Thursday 9 April 2015

RED APPLE: Communism and McCarthyism in Cold War New York PHILLIP DEERY

RED APPLE: Communism and McCarthyism in Cold War New York
PHILLIP DEERY
Fordham University Press, 2014, 252 pages, $41.95 (hb)

Review by Phil Shannon

The mouth-foaming Wisconsin Senator, Joseph McCarthy, who chaired the House Committee on Un-America Activities in the 1950s, added extreme vigour to the perpetual war by the American state against dissent, says Professor Phillip Deery of Melbourne’s Victoria University in Red Apple.

Deery explores this particularly “virulent strain of persecution of leftists” through vivid case studies of selected New York radicals who were active in the Joint Anti-Fascist Refugee Committee (JAFRC) which assisted some of the half million refugees from Franco’s Spain after the fascist defeat of the left-wing Republican government in the late 1930s.

All the JAFRC activists had refused to hand over the organisation’s financial records which identified tens of thousands of aid donors and recipients who would have potentially been exposed to persecution by the FBI and by Franco.  All the activists paid a ruinous price for their non-cooperation through jail, career loss and financial adversity, including a hospital surgeon, two professors, a writer (Howard Fast, author of Spartacus) and others of eminent professional standing.

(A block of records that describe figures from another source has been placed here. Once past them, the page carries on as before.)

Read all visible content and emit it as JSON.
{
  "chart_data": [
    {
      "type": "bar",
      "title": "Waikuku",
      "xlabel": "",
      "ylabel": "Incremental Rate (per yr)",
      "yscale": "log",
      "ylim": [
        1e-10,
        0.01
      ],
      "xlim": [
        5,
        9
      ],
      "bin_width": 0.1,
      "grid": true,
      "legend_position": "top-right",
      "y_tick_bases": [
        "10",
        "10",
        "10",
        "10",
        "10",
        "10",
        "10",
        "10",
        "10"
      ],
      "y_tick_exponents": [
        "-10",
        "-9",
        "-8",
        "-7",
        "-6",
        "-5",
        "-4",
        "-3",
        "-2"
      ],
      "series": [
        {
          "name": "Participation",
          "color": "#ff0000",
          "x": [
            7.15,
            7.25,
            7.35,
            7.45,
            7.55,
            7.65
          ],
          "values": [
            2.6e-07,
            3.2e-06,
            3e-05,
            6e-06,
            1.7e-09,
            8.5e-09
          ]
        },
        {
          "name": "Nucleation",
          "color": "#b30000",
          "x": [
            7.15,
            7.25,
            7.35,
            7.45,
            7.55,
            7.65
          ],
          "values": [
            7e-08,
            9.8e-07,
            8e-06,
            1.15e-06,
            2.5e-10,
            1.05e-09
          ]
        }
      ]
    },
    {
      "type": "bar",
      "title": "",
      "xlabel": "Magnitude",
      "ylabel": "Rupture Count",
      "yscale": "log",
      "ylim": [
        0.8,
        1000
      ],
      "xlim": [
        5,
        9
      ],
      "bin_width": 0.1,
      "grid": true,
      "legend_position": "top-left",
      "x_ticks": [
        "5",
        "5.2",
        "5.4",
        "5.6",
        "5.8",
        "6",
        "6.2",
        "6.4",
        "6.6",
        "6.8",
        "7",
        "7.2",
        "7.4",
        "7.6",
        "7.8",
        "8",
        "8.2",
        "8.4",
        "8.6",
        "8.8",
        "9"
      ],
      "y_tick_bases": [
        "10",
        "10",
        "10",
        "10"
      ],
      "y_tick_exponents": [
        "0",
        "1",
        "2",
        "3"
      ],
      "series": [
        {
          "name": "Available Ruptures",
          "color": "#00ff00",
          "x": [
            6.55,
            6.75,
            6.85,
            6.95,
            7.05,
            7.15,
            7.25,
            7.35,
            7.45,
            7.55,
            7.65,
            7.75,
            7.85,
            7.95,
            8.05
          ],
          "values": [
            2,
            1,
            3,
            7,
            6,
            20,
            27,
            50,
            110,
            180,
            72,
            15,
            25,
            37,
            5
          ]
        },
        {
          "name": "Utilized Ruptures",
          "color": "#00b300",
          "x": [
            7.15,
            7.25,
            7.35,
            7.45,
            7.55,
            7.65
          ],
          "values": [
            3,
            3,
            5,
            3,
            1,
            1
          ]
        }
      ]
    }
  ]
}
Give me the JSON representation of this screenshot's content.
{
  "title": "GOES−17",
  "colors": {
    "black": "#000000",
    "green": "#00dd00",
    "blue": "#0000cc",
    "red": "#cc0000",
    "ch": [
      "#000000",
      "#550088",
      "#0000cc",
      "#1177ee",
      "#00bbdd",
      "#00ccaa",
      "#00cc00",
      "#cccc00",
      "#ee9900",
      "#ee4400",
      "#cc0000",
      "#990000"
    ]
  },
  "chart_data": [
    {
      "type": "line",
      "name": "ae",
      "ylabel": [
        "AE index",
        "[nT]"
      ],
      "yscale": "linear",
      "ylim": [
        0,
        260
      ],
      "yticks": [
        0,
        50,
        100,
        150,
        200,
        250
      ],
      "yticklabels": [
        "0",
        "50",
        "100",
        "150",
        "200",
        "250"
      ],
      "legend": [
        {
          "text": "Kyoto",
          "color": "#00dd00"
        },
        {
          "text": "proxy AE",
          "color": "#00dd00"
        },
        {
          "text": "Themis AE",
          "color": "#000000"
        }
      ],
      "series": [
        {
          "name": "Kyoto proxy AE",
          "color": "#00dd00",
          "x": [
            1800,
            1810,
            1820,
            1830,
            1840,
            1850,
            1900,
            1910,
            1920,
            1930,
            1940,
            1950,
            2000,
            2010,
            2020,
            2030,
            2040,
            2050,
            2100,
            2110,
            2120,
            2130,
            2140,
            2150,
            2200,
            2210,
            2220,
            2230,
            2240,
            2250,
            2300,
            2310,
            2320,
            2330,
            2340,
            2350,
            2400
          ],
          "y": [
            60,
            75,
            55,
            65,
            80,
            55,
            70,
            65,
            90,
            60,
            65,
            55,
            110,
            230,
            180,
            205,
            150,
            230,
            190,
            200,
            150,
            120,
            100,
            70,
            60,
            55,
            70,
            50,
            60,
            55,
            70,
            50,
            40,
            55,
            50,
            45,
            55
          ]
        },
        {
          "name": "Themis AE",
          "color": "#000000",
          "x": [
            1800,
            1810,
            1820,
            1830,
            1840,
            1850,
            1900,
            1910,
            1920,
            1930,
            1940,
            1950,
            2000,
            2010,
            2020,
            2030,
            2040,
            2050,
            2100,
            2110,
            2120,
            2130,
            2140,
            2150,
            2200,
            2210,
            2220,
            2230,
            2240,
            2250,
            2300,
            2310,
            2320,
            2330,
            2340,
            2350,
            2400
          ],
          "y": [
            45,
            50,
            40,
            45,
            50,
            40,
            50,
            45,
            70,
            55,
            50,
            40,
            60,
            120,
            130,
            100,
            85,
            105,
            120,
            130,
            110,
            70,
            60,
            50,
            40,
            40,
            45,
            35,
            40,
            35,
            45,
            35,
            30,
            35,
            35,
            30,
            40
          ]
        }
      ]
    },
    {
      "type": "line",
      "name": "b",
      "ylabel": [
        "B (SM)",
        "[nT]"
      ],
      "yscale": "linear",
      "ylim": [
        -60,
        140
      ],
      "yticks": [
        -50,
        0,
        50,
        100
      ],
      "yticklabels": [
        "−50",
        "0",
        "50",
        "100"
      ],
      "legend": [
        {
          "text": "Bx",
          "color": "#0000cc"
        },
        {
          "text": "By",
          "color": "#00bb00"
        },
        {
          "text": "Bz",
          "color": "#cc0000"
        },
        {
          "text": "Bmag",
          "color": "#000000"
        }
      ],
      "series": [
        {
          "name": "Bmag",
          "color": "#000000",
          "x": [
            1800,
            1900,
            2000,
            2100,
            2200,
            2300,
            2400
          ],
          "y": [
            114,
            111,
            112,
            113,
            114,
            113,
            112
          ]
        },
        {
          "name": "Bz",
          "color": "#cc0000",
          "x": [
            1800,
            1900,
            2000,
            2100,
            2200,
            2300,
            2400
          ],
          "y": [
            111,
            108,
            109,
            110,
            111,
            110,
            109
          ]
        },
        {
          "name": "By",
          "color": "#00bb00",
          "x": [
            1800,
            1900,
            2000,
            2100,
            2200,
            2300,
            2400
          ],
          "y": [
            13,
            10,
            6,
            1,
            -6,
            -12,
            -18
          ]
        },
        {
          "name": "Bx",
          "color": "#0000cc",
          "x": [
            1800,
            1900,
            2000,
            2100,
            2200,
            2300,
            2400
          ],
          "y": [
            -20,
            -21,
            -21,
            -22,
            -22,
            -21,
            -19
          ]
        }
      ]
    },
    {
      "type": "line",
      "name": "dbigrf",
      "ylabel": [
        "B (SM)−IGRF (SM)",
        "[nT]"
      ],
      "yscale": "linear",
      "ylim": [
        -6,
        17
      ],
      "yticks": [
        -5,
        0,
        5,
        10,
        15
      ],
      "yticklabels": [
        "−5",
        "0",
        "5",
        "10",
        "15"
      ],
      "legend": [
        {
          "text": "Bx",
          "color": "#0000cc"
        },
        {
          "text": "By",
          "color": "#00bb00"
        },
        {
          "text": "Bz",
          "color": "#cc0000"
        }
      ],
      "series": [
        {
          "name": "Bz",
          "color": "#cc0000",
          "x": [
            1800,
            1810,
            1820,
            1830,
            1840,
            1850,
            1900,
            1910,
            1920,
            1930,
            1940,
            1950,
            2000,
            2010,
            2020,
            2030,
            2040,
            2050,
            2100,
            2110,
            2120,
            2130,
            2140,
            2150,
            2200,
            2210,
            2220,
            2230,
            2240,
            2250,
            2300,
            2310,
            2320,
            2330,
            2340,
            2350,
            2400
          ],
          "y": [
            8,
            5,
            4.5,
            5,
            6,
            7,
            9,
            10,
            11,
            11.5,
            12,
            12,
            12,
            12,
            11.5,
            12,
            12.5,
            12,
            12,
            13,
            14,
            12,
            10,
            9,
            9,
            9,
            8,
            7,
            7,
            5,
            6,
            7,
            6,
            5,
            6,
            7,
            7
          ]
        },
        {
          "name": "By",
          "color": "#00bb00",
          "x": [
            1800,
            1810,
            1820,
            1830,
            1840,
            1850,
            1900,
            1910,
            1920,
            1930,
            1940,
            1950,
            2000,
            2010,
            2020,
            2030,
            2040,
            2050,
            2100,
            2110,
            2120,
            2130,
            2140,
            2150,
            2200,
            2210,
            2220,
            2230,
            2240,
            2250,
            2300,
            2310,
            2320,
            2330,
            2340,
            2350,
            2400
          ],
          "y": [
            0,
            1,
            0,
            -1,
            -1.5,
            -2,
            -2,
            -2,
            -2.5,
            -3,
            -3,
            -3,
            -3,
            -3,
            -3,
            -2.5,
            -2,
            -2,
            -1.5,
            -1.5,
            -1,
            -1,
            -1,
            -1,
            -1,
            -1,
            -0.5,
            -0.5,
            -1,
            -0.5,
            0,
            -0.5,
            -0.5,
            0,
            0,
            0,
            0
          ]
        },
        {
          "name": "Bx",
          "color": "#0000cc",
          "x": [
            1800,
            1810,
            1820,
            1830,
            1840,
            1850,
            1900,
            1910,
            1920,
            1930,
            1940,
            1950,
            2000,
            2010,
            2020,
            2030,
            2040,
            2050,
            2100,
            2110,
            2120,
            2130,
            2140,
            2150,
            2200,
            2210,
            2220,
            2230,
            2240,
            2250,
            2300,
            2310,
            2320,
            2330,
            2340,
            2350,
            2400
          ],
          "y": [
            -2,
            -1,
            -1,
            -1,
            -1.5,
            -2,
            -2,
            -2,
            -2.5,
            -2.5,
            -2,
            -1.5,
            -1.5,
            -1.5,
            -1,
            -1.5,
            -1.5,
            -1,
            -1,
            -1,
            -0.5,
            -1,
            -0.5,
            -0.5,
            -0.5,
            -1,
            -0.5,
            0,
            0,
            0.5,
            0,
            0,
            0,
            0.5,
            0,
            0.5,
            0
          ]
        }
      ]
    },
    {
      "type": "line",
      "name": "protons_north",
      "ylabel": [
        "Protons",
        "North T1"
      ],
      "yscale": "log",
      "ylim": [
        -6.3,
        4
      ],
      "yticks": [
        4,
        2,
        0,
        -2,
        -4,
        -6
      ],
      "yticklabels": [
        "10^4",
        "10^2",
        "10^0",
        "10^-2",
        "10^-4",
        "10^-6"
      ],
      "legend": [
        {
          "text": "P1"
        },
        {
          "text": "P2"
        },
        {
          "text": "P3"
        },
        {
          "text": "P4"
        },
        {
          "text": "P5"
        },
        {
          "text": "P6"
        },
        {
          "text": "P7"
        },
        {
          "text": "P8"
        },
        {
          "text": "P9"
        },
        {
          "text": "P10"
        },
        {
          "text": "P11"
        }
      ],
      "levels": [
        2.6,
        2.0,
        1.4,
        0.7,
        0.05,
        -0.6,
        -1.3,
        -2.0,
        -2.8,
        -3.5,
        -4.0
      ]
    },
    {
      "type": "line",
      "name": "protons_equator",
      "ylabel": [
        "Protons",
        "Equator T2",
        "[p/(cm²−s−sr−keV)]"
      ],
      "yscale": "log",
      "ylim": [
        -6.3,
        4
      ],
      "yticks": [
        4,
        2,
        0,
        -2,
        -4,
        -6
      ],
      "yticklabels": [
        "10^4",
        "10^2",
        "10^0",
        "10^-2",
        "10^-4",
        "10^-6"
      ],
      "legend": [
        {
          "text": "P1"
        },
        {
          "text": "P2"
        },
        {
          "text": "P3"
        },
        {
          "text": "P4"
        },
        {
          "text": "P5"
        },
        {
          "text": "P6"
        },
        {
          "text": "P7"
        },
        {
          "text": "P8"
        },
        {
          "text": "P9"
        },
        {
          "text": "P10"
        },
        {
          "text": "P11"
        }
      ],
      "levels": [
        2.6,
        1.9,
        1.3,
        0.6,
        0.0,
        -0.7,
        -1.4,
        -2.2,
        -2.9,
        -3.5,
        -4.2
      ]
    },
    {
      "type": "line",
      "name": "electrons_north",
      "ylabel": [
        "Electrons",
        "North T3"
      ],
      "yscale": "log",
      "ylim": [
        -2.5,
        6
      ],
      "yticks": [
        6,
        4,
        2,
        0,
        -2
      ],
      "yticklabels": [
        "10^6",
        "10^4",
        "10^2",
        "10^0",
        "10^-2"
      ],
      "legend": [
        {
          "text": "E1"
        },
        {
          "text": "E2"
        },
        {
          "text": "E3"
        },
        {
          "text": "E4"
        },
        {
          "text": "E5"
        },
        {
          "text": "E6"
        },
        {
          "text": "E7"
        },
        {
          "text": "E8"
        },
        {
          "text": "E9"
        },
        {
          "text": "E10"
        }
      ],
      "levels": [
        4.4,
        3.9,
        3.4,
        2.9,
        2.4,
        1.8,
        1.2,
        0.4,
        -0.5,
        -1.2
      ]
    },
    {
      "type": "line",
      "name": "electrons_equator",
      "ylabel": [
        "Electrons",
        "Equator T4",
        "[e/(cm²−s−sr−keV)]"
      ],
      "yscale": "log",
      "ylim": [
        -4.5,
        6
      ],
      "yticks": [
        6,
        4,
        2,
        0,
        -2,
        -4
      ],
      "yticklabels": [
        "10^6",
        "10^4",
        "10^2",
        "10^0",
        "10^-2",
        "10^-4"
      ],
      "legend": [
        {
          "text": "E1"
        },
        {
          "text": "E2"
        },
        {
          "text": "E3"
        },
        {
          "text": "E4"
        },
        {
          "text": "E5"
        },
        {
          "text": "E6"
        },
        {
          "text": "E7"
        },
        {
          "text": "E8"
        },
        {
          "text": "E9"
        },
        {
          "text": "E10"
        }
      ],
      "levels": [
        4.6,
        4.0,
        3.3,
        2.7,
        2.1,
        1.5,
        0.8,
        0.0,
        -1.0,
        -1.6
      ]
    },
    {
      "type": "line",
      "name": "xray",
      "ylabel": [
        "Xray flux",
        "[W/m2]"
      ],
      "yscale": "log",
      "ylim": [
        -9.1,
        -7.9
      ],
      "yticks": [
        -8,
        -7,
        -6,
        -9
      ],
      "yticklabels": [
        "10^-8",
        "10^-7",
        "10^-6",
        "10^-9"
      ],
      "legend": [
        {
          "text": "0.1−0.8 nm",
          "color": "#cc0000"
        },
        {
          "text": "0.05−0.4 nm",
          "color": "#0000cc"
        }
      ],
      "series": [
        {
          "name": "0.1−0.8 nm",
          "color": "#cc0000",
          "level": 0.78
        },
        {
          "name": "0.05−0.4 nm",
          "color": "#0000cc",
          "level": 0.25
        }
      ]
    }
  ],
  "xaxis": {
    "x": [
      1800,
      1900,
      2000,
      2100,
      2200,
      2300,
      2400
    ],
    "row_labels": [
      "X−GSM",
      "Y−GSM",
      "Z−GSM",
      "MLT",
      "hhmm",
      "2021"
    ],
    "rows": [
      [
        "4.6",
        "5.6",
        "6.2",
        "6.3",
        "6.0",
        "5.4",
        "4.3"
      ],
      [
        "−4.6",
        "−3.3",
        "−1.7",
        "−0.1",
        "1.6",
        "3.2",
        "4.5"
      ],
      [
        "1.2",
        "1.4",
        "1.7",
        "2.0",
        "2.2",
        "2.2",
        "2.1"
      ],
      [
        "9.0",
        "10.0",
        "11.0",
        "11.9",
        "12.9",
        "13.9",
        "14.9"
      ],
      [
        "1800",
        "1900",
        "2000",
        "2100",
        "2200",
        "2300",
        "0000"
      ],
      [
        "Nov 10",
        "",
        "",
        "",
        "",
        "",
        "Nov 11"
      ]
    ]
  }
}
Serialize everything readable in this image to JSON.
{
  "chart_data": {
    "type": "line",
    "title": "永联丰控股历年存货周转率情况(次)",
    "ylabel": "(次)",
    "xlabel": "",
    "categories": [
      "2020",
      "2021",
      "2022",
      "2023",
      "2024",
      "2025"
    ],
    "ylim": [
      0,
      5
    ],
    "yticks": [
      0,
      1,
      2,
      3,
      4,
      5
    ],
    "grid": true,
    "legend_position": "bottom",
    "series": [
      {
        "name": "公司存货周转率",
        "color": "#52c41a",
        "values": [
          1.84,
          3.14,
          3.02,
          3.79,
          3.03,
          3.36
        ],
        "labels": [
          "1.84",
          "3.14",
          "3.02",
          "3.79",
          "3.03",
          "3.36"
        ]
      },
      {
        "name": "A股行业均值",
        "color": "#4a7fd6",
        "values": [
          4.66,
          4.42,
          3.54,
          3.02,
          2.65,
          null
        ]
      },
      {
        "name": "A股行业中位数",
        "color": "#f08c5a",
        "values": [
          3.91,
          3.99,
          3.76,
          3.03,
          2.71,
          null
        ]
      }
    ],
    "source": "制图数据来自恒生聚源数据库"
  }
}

Some of the JAFRC activists were members of the Communist Party of the USA, most were not.  All were motivated by wanting to see a fairer, kinder, cleaner world.  Not that any of that mattered a jot to the Red-hunters because any Communist association enabled a political body to be deemed a ‘communist front’ and declared a ‘subversive organisation’.  As Deery points out, however, the concept of a ‘front’ is “problematic not axiomatic” because there were widely different degrees of communist influence on broad-based progressive movements.  There was “not a whiff” of communist frontism about JAFRC.  Such subtleties, however, were entirely lost amidst the “rudeness, intimidation and sheer bullying” of the hearings held by McCarthy and other Washington demagogues.

The JAFRC activists fought back but the dice were loaded with the weight of a vast bureaucratic network of government inquisitorial committees, Congress (which voted overwhelmingly to cite non-cooperators for contempt of Congress), the Justice Department (which prosecuted the defiant ones for their contempt), the FBI which dug up (or made up) red dirt on their targets, and university administrations (which feared that not sacking their ‘commie’ staff would affect their corporate and government funding).

Deery shows a microscopic but grimly illuminating slice of the immense human, and political, cost of “one of the most savage assaults on civil liberties in American history”, one that destroyed hundreds of progressive organisations and devastated many thousands of lives.  But the “corrosiveness of Cold War anti-communism” is to be truly measured, he says, by the unquantifiable toll from propagating fear and stifling dissent - “reforms that were never implemented, unions that were never organised, movements that never started, books that were never published, films that were never produced”. 

McCarthyism is not, concludes Deery, just a historical matter for scholarly dissertations.  It remains relevant in showing the fragility of democratic rights and the vulnerability of free speech when the capitalist state, in the service of private power and wealth, comes spruiking the latest lines in political panic and alarm.